Der abgetretene Präsident soll sich in Dschiddah aufhalten. Eine Rückkehr nach Tunesien scheint ausgeschlossen. Das Volk wütet weiter.

Tunis/Berlin. Tunesien kommt auch nach der Flucht des zurückgetretenen Präsidenten Zine el Abidine Ben Ali nicht zur Ruhe. Aus der Hauptstadt Tunis wurde in der Nacht zum Sonnabend von chaotischen Szenen berichtet. Gebäude brannten, es kam zu Plünderungen. Auch ein Krankenhaus soll angegriffen worden sein. Helikopter kreisten über der Stadt. Reiseveranstalter flogen deutsche Urlauber in die Heimat aus. Unterdessen traf Ben Ali in Saudi-Arabien ein.

Nach Angaben von Augenzeugen brannte in der Nacht der Zentralbahnhof der Hauptstadt, auch in mehreren Supermärkten und Wohngebäuden sei Feuer gelegt worden. Unruhen wurden auch aus anderen Landesteilen gemeldet. Ministerpräsident Mohamed Ghannouchi sprach im tunesischen Staatsfernsehen von einem völligen Sicherheits-Chaos. Er riet den Bewohnern von Tunis, sich in Gruppen zusammenzuschließen, um ihre Habe zu schützen. In einem Interview kündigte er an, die Armee verstärkt zur Sicherung der Wohnviertel einzusetzen.
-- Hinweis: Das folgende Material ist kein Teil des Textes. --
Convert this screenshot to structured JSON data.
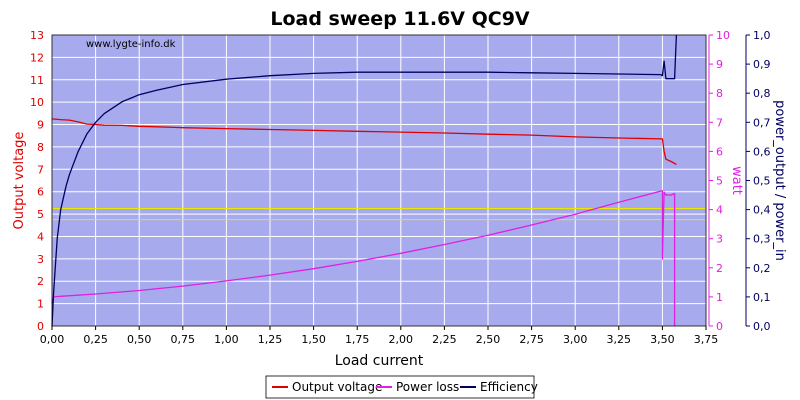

Ben Ali hatte vor dem Abflug ins Exil die Regierung abgesetzt und den Ausnahmezustand verhängt. Die Proteste, die sich ursprünglich gegen die hohe Arbeitslosigkeit gerichtet hatten, hatten sich immer mehr zu offenen Aufstand gegen sein Regime entwickelt.

Bis zu Neuwahlen wird Ghannouchi das Amt des Interims-Präsidenten ausüben. Er werde sich am Sonnabend mit den Führern der politischen Parteien treffen, um über das weiter Vorgehen zu beraten, sagte er in einem Interview am Freitagabend. „Morgen wird ein entscheidender Tag“, kündigte Ghannouchi an. Zwei Oppositionsführer hätten bereits Bereitschaft zur Zusammenarbeit signalisiert. Eine Rückkehr Ben Alis nach Tunesien bezeichnete er als „unmöglich“.

Die Maschine des geflohenen Präsidenten landete nach arabischen Medienberichten am frühen Sonnabend in Dschiddah am Roten Meer. Man habe Ben Ali und seine Familie im Königreich willkommen geheißen, meldete die saudische Nachrichtenagentur. Die Regierung Saudi- Arabiens wünsche Tunesien „Sicherheit und Stabilität“ und „stehe an der Seite des tunesischen Volkes“, hieß es. Ben Ali hatte nach französischen Medienberichten zuvor versucht, in Paris zu landen. Die französische Regierung habe ihn aber nicht einreisen lassen wollen, berichtete die Zeitung „Le Monde“.

Reiseveranstalter flogen am Freitagabend deutsche Tunesien-Urlauber in die Heimat aus. Erste Maschinen mit Touristen trafen in Düsseldorf und Berlin ein. Wegen des Ausnahmezustands und der Sperrung des tunesischen Luftraums war es zu Flugausfällen gekommen, die die vorzeitige Heimkehr zahlreicher Touristen verzögerte. Reiseveranstalter schätzen, dass mit deutschen Anbietern etwa 7000 Touristen nach Tunesien geflogen sind. In den Urlauber-Hotels blieb es zunächst ruhig.

Das Auswärtige Amt in Berlin riet von nicht unbedingt erforderlichen Reisen nach Tunesien ab. Bundeskanzlerin Angela Merkel (CDU) zeigte sich besorgt über die Lage und mahnte eine friedliche Beilegung der sozialen Unruhen an. Die EU-Kommission dringt ebenfalls auf einen friedlichen Wandel in dem Mittelmeerland. „Wir mahnen alle Parteien, Zurückhaltung zu zeigen und Ruhe zu bewahren, um weitere Opfer und Gewalt zu vermeiden“, erklärte die EU-Außenbeauftragte Catherine Ashton am Freitagabend in Brüssel. Der Schlüssel für die weitere Entwicklung sei der Dialog.

Auch die USA riefen alle Seiten zur Zurückhaltung auf. Die tunesische Regierung müsse „in diesem Moment des bedeutenden Wandels“ das Recht ihres Volkes respektieren, sich friedlich zu versammeln und seine Ansichten zu äußern, erklärte US-Außenministerin Hillary Clinton. Die Vereinigten Staaten verfolgten die rapiden Entwicklungen ganz genau, so die Außenministerin. Sie rief zu freien und fairen Wahlen in naher Zukunft sowie zu Reformen auf.